Scientists from USDA's Agricultural Research Service (ARS) are taking a sideways look at odors, literally.
As anyone that has evaluated potential sites for swine facilities knows, many factors--such as wind speed, direction, topography, vegetation, and more--influence the potential impacts on downwind neighbors. In an effort to understand how air currents interact with the building site--and therefore pick up odors, dust, and other emissions--Tom Sauer and Jerry Hatfield, with the National Soil Tilth Laboratory in Ames, Iowa, built a model swine farm in a wind tunnel.
Air flow velocities and turbulence intensities were measured with a sensor that measured how quickly the winds carried heat away at 83 points behind the building models. They also took pictures of smoke patterns, generated by dry ice, to capture airflow patterns around the model structures and measured evaporation rates from the model storage tanks and lagoons. They reconfigured the model farm in different ways and repeated their measurements.

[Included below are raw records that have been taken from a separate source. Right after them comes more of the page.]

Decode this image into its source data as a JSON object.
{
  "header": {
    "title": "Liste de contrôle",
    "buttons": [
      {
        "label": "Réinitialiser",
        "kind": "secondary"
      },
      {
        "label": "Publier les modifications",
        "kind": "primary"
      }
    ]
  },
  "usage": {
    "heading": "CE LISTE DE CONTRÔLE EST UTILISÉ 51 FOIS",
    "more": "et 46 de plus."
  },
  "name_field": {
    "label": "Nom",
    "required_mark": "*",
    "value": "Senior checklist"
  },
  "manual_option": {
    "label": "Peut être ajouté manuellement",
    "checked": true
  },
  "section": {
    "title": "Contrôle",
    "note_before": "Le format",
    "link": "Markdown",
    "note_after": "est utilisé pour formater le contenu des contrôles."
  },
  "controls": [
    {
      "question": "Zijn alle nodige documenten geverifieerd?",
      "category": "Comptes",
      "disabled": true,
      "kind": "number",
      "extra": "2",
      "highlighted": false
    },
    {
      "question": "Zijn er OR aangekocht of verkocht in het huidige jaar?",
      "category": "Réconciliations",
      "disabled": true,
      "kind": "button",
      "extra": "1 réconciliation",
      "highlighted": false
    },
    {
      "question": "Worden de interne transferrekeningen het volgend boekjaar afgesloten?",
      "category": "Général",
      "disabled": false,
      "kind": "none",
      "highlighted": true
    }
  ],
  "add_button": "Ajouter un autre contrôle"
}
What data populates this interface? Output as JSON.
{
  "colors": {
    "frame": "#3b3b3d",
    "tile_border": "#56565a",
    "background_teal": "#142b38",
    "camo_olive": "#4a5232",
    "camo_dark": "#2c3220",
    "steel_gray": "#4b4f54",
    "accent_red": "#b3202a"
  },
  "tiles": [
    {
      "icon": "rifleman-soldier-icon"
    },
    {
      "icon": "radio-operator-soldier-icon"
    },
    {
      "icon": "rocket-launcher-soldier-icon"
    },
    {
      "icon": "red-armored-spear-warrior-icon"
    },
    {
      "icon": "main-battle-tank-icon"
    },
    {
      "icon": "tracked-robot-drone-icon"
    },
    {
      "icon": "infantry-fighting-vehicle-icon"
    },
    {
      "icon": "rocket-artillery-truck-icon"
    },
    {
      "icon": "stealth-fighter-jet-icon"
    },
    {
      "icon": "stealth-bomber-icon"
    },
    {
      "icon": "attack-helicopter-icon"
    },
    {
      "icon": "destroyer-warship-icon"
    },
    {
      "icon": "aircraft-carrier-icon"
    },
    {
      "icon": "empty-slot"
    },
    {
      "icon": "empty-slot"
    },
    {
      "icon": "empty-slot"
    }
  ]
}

Buildings situated perpendicular to airflow disrupted downwind airflow to a greater extent than buildings parallel to airflow. “These studies show how much the placement of animal housing units and manure-storage facilities can work in combination with prevailing winds and site conditions to affect the distance that potential agricultural air emissions can travel,” says Sauer. “They strongly indicate that we should be able to reduce the downwind air-quality impacts from animal production by modifying the layout of a production facility.”